WTUX
- Gouldsboro, Maine; United States;
- Broadcast area: Ellsworth, Maine
- Frequency: 101.1 MHz
- Branding: 105 & 101 TOS

Programming
- Format: Mainstream rock

Ownership
- Owner: Blueberry Broadcasting, LLC
- Sister stations: WBFE; WKSQ;

History
- First air date: June 2010
- Former call signs: WLEK (2009–2010, CP)
- Call sign meaning: similar to WTOS

Technical information
- Licensing authority: FCC
- Facility ID: 165949
- Class: B1
- ERP: 17,000 watts
- HAAT: 121.1 meters (397 ft)
- Transmitter coordinates: 44°26′41.3″N 68°1′20″W﻿ / ﻿44.444806°N 68.02222°W

Links
- Public license information: Public file; LMS;
- Webcast: Listen live
- Website: www.wtosfm.com

= WTUX =

WTUX (101.1 FM) is an American mainstream rock radio station licensed to Gouldsboro, Maine, United States.

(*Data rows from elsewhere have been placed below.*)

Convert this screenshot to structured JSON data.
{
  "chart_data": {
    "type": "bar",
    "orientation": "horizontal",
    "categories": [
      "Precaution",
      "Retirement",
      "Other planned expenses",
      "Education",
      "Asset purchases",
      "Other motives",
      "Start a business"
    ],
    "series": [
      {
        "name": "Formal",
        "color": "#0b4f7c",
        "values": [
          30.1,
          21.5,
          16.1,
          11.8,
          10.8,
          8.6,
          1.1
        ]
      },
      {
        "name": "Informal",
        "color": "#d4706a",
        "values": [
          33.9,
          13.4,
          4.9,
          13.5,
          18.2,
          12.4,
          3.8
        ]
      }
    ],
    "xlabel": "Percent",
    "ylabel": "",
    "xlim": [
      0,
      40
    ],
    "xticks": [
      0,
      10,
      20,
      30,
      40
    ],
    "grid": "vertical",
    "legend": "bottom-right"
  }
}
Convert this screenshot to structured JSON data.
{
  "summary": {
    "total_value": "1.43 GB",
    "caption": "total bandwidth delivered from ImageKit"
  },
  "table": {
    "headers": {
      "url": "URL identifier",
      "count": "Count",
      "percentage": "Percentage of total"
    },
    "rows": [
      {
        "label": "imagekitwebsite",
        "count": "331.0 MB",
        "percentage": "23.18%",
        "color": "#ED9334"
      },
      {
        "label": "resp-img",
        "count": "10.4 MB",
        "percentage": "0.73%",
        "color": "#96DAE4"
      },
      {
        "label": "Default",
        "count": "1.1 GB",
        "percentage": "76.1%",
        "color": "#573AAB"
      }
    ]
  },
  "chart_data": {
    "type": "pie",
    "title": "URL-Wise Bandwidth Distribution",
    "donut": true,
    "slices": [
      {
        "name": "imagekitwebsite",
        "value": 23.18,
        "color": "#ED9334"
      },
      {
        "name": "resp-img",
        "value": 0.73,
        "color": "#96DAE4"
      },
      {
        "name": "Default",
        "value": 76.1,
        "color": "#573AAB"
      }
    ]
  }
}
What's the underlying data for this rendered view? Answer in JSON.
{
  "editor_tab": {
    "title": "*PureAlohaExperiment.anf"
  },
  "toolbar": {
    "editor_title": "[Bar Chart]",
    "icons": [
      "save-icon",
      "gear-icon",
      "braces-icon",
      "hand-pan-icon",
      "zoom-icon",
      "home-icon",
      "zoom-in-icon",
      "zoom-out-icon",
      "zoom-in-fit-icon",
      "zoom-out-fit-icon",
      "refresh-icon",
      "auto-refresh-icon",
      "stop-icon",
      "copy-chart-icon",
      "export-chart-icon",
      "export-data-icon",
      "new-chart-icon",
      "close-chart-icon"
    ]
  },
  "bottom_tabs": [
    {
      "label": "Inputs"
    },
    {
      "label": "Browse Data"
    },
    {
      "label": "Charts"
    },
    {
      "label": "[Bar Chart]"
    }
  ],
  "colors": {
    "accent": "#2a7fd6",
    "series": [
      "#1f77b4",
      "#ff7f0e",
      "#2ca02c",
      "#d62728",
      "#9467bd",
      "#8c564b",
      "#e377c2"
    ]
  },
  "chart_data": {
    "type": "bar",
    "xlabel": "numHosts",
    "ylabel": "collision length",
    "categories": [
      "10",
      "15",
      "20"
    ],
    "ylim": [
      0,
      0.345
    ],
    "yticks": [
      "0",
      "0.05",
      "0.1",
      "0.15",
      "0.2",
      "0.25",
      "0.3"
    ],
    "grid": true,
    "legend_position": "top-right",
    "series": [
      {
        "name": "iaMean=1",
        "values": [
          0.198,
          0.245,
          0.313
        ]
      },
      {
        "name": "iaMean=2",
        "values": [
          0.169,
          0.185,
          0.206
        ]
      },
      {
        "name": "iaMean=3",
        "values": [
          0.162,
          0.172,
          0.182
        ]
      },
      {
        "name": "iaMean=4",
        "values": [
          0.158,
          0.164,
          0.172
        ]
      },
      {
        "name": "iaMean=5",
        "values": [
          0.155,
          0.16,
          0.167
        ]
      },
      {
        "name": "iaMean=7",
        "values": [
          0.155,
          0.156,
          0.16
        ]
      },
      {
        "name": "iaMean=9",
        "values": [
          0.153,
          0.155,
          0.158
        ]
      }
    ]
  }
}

The station is owned by Blueberry Broadcasting, LLC and simulcasts co-owned WTOS-FM.

==History==
This station received its original construction permit from the Federal Communications Commission (FCC) on May 25, 2006. The new station was assigned the WLEK call sign by the FCC on April 30, 2009.

In April 2008, permit holder Louis Vitali filed an application with the FCC to transfer the permit to a company he controlled, Blueberry Broadcasting, LLC. The transfer was approved by the FCC on April 30, 2008, and the transaction was consummated on June 4, 2008.

On January 7, 2009, WLEK applied to change its community of license to Gouldsboro, Maine. As of 20 May 2009, the FCC had accepted this application for filing but had taken no further action on the request. WLEK received its license to cover with Machias as its community of license from the FCC on May 13, 2009.

WLEK changed its call letters to WTUX on May 20, 2010, and in June 2010 signed on the air, simulcasting Augusta-based WTOS-FM.